Face à la hausse brutale des prix du carburant liée au contexte géopolitique au Moyen-Orient, le Gouvernement a instauré, par le décret n° 2026-289 du 17 avril 2026, un dispositif d’aide exceptionnelle destiné aux entreprises du secteur du transport routier.
Cette mesure vise à soutenir la trésorerie des entreprises les plus exposées à l’augmentation des coûts d’exploitation.
- Un dispositif ciblé sur les acteurs du transport routier
L’aide est réservée aux entreprises établies en France, employant moins de 1 000 salariés et exerçant à titre principal une activité de transport public de marchandises, de transport collectif de voyageurs ou de transport sanitaire (à l’exclusion des taxis).
Le dispositif couvre un spectre large de véhicules, incluant notamment les autocars, les ambulances, les véhicules sanitaires légers ainsi que les véhicules de transport de marchandises, toutes catégories de poids confondues.
Condition essentielle : les véhicules doivent être exploités pour une activité de transport public, appartenir à l’entreprise (ou être loués en longue durée ou crédit-bail) et être en conformité avec les obligations réglementaires, notamment en matière de contrôle technique.
Par ailleurs, l’accès à l’aide est conditionné à une situation fiscale et sociale à jour au 31 décembre 2024, sous réserve de régularisation, de plan d’apurement ou d’un montant résiduel limité.
- Un mécanisme de calcul fondé sur la flotte de véhicules
Le montant de l’aide est déterminé en fonction du nombre et de la nature des véhicules exploités par l’entreprise, avec des montants unitaires variant selon les catégories.
À titre indicatif :
- 500 € pour un véhicule tracteur routier,
- 400 € pour un poids lourd de plus de 26 tonnes,
- 250 € pour certains véhicules intermédiaires ou autocars,
- 70 € pour les véhicules légers ou sanitaires.

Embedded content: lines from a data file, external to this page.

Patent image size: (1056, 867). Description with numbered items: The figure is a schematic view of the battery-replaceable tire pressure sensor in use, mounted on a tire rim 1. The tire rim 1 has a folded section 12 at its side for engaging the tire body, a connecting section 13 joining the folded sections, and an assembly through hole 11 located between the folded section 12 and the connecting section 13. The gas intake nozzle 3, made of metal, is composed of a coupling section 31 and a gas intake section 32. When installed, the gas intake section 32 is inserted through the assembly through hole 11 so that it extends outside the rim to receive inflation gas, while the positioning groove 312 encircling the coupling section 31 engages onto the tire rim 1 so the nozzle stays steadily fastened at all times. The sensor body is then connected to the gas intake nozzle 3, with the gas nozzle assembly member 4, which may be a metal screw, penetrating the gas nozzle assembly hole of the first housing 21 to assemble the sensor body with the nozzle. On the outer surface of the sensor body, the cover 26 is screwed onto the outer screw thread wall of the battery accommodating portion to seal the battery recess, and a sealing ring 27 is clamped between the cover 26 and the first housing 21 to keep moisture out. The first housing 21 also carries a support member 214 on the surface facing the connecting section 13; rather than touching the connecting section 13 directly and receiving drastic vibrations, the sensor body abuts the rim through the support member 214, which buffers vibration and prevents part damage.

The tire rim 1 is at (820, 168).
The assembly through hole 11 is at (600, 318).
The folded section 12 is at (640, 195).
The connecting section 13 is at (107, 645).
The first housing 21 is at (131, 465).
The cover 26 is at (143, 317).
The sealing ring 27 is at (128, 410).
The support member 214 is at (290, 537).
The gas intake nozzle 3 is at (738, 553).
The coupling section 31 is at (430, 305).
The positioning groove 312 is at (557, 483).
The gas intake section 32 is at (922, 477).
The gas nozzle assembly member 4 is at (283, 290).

Le total est plafonné à 60 000 € par entreprise.
Ce mode de calcul favorise mécaniquement les entreprises disposant de flottes importantes ou de véhicules lourds, plus exposées à la volatilité des prix du carburant.
- Des conditions différenciées selon le montant de l’aide
Le dispositif distingue deux situations.
Pour les aides inférieures à 5 000 €, l’accès est ouvert de manière relativement souple, notamment aux entreprises ayant obtenu un délai de paiement auprès de l’URSSAF.
En revanche, pour les aides supérieures à 5 000 €, un critère économique supplémentaire est introduit : l’entreprise doit présenter un ratio excédent brut d’exploitation sur chiffre d’affaires inférieur ou égal à 5 % sur les deux derniers exercices clos avant le 31 mars 2026.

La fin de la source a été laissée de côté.